Even though prices are falling, many incomes are falling faster. Corporate earnings rose 28 percent last year, leading economists to predict a 5.5 percent increase in winter bonuses. Instead, bonuses shrank by half a percent, as companies spent their hard-earned cash to offset their increasingly painful debts. A number of economists, however, argue that Japan needs more deflation as a form of shock therapy: fewer debts, greater efficiency and a reallocation of labor, they say, is precisely the bitter medicine the economy must swallow. "If deflation continues, inevitably it will put further downward pressure on wages, and if wages are cut, then prices will have to fall, too," said Tadashi Nakamae, an outspoken economist who runs his own consulting firm. "I think Japan needs to accept that. Later, it will be offset by higher growth."

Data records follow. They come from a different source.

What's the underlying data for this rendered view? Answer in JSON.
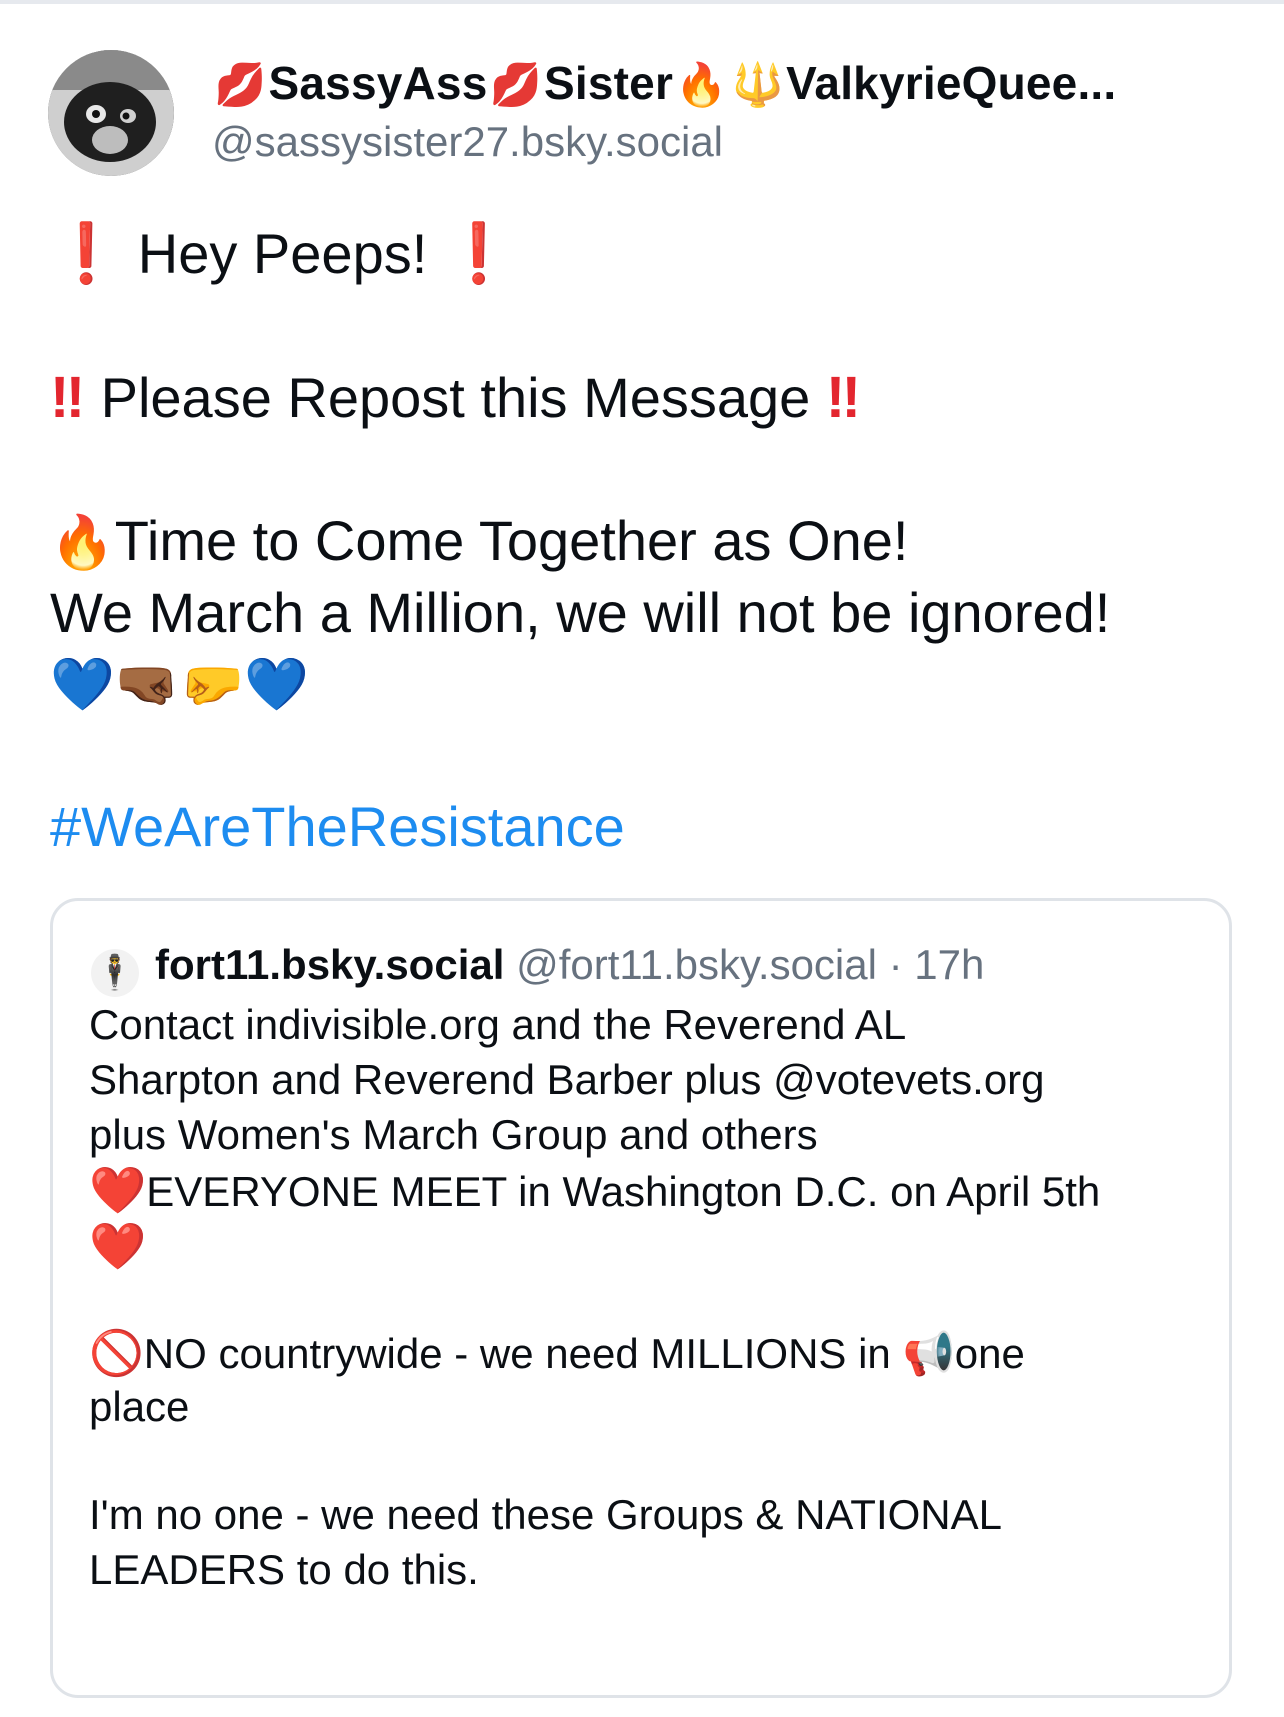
{
  "post": {
    "author": {
      "display_name_parts": [
        "💋",
        "SassyAss",
        "💋",
        "Sister",
        "🔥",
        "🔱",
        "ValkyrieQuee..."
      ],
      "handle": "@sassysister27.bsky.social"
    },
    "lines": {
      "l1_mark": "❗",
      "l1_text": " Hey Peeps! ",
      "l1_mark2": "❗",
      "l2_mark": "‼",
      "l2_text": " Please Repost this Message ",
      "l2_mark2": "‼",
      "l3_emoji": "🔥",
      "l3_text": "Time to Come Together as One!",
      "l4_text": "We March a Million, we will not be ignored!",
      "l5_emojis": "💙🤜🏾🤛💙"
    },
    "hashtag": "#WeAreTheResistance"
  },
  "quote": {
    "avatar_emoji": "🕴",
    "name": "fort11.bsky.social",
    "handle": "@fort11.bsky.social",
    "separator": " · ",
    "time": "17h",
    "lines": {
      "q1": "Contact indivisible.org and the Reverend AL",
      "q2": "Sharpton and Reverend Barber plus @votevets.org",
      "q3": "plus Women's March Group and others",
      "q4_heart": "❤️",
      "q4_text": "EVERYONE MEET in Washington D.C. on April 5th",
      "q5_heart": "❤️",
      "q6_icon": "🚫",
      "q6_text": "NO countrywide - we need MILLIONS in ",
      "q6_megaphone": "📢",
      "q6_tail": "one",
      "q7": "place",
      "q8": "I'm no one - we need these Groups & NATIONAL",
      "q9": "LEADERS to do this."
    }
  },
  "colors": {
    "hashtag": "#1d8cf0",
    "muted": "#67727f",
    "alert_red": "#e3262f",
    "card_border": "#dfe3e8"
  }
}
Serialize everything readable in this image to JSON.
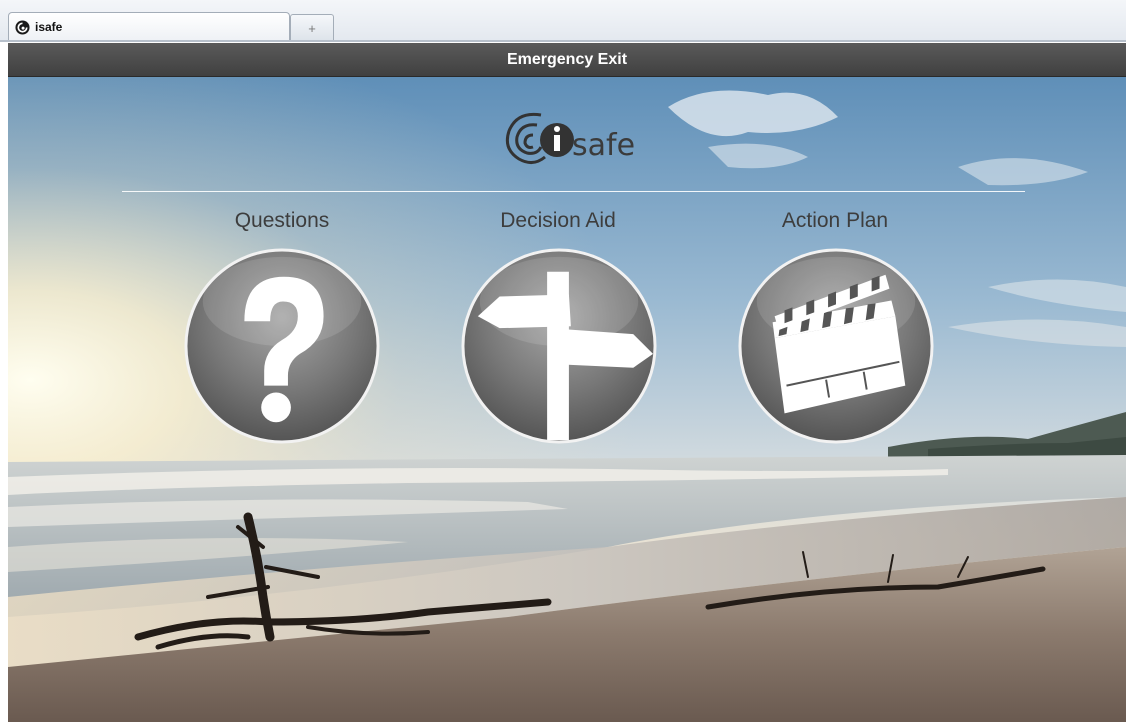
{
  "tab": {
    "title": "isafe",
    "new_tab_label": "+"
  },
  "header": {
    "emergency_exit": "Emergency Exit"
  },
  "logo": {
    "text": "safe"
  },
  "menu": [
    {
      "label": "Questions",
      "icon": "question-mark-icon"
    },
    {
      "label": "Decision Aid",
      "icon": "signpost-icon"
    },
    {
      "label": "Action Plan",
      "icon": "clapperboard-icon"
    }
  ]
}
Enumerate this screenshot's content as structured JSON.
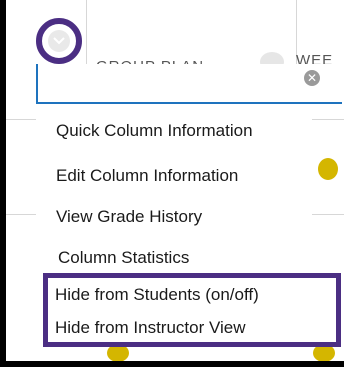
{
  "grid": {
    "column_header": "GROUP PLAN",
    "next_column_header": "WEE"
  },
  "search": {
    "value": "",
    "clear_icon": "✕"
  },
  "icons": {
    "chevron": "chevron-down-icon",
    "clear": "clear-icon",
    "grade_status": "needs-grading-icon"
  },
  "menu": {
    "items": [
      {
        "label": "Quick Column Information"
      },
      {
        "label": "Edit Column Information"
      },
      {
        "label": "View Grade History"
      },
      {
        "label": "Column Statistics"
      },
      {
        "label": "Hide from Students (on/off)"
      },
      {
        "label": "Hide from Instructor View"
      }
    ]
  },
  "colors": {
    "highlight": "#4b2e83",
    "input_border": "#1e73be",
    "status_dot": "#d4b600"
  }
}
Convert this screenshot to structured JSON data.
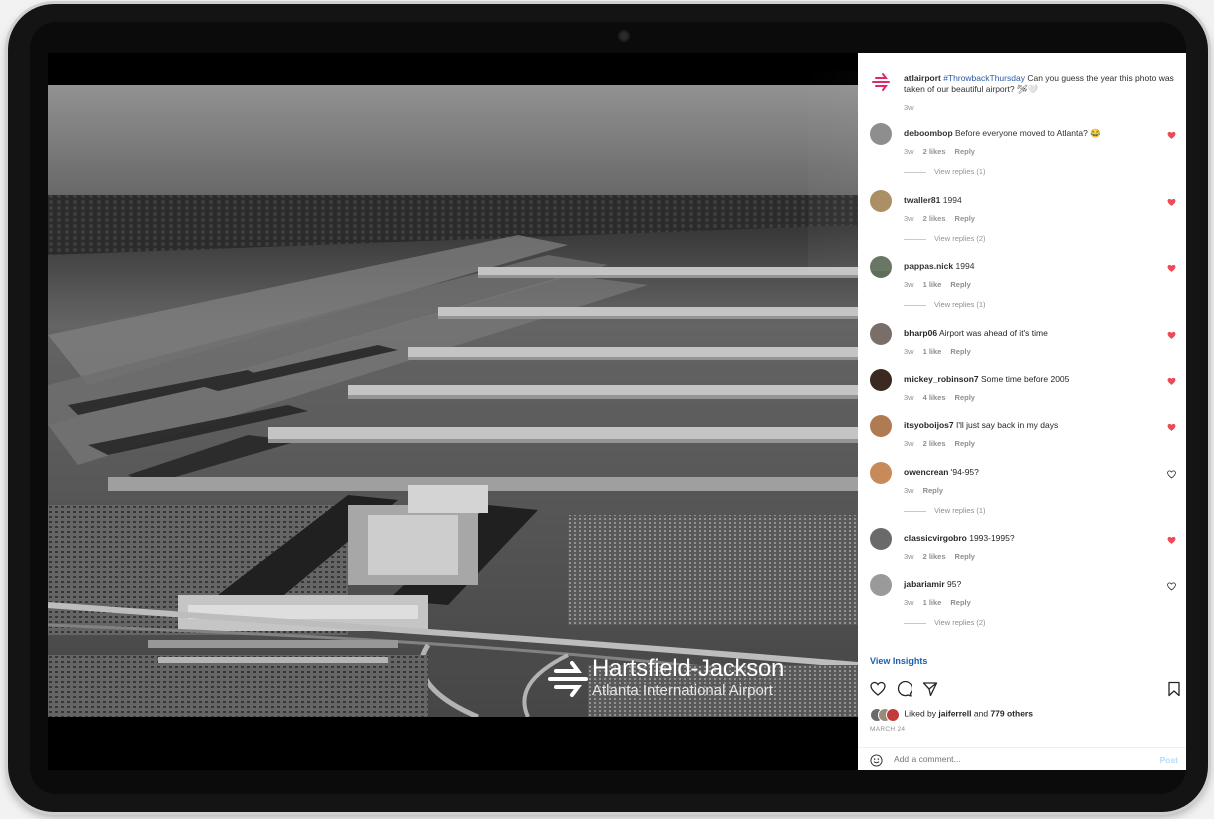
{
  "caption": {
    "username": "atlairport",
    "hashtag": "#ThrowbackThursday",
    "text": "Can you guess the year this photo was taken of our beautiful airport? 🛩🤍",
    "time": "3w"
  },
  "comments": [
    {
      "username": "deboombop",
      "text": "Before everyone moved to Atlanta? 😂",
      "time": "3w",
      "likes": "2 likes",
      "reply": "Reply",
      "view_replies": "View replies (1)",
      "liked": true,
      "avatar_color": "#8a8a8a"
    },
    {
      "username": "twaller81",
      "text": "1994",
      "time": "3w",
      "likes": "2 likes",
      "reply": "Reply",
      "view_replies": "View replies (2)",
      "liked": true,
      "avatar_color": "#a68a5c"
    },
    {
      "username": "pappas.nick",
      "text": "1994",
      "time": "3w",
      "likes": "1 like",
      "reply": "Reply",
      "view_replies": "View replies (1)",
      "liked": true,
      "avatar_color": "#5f6e5a"
    },
    {
      "username": "bharp06",
      "text": "Airport was ahead of it's time",
      "time": "3w",
      "likes": "1 like",
      "reply": "Reply",
      "view_replies": "",
      "liked": true,
      "avatar_color": "#7a6f68"
    },
    {
      "username": "mickey_robinson7",
      "text": "Some time before 2005",
      "time": "3w",
      "likes": "4 likes",
      "reply": "Reply",
      "view_replies": "",
      "liked": true,
      "avatar_color": "#3a2a22"
    },
    {
      "username": "itsyoboijos7",
      "text": "I'll just say back in my days",
      "time": "3w",
      "likes": "2 likes",
      "reply": "Reply",
      "view_replies": "",
      "liked": true,
      "avatar_color": "#b07a52"
    },
    {
      "username": "owencrean",
      "text": "'94-95?",
      "time": "3w",
      "likes": "",
      "reply": "Reply",
      "view_replies": "View replies (1)",
      "liked": false,
      "avatar_color": "#c98a5a"
    },
    {
      "username": "classicvirgobro",
      "text": "1993-1995?",
      "time": "3w",
      "likes": "2 likes",
      "reply": "Reply",
      "view_replies": "",
      "liked": true,
      "avatar_color": "#6a6a6a"
    },
    {
      "username": "jabariamir",
      "text": "95?",
      "time": "3w",
      "likes": "1 like",
      "reply": "Reply",
      "view_replies": "View replies (2)",
      "liked": false,
      "avatar_color": "#9a9a9a"
    }
  ],
  "insights_label": "View Insights",
  "liked_by": {
    "prefix": "Liked by",
    "user": "jaiferrell",
    "middle": "and",
    "others": "779 others"
  },
  "date": "MARCH 24",
  "add_comment": {
    "placeholder": "Add a comment...",
    "post_label": "Post"
  },
  "brand": {
    "title": "Hartsfield-Jackson",
    "subtitle": "Atlanta International Airport"
  },
  "colors": {
    "like_red": "#ed4956",
    "link_blue": "#1a5fb4",
    "brand_pink": "#e0245e"
  }
}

The question is whether Japan can tolerate the pain of waiting patiently for such benefits of deflation to appear. Already, textile manufacturers are urging the government to curb the imports that underpin Uniqlo's success. Meanwhile, officials at the Ministry of Finance, which once supported the Bank of Japan's monetary policy, are growing increasingly worried about deflation's devastating impact on the national budget. They are pushing the Bank of Japan to lower its already low interest rates, print more money, buy government bonds, do anything short of dropping bank notes out of helicopters to combat deflation.

And even Mr. Hayami, the top central banker, has begun suggesting that, if the economy continues to deteriorate, the bank may abandon its staunch resistance to buying government bonds to expand the money supply. That may come too late, however, to prevent a very grim future for Mr. Matsushita and his family, along with millions of Japanese who owe more on their homes than they are worth.

He and others in his apartment complex have sued the government, which owns it and had dropped the price of unsold units to dispose of them. But they will have a hard time proving their case, for they are victims less of bureaucratic bungling than of powerful market forces.

Mr. Matshushita had planned to use 50,000 shares of Yamaichi Securities stock he accumulated during three decades of work to pay down his 63 million yen mortgage. At one point, his stake was worth 1.5 billion yen, about $13 million. But Yamaichi went bust, shattering his dreams of a leisurely old age. Now Mr. Matsushita works as a security guard at night and part-time in a convenience store during the day. "I might sell this place, and if I'm lucky, I might then have 10 million yen in hand to rent a little house in the country and live off of my pension money," he said. "My living standard will go down, but I still have some hope."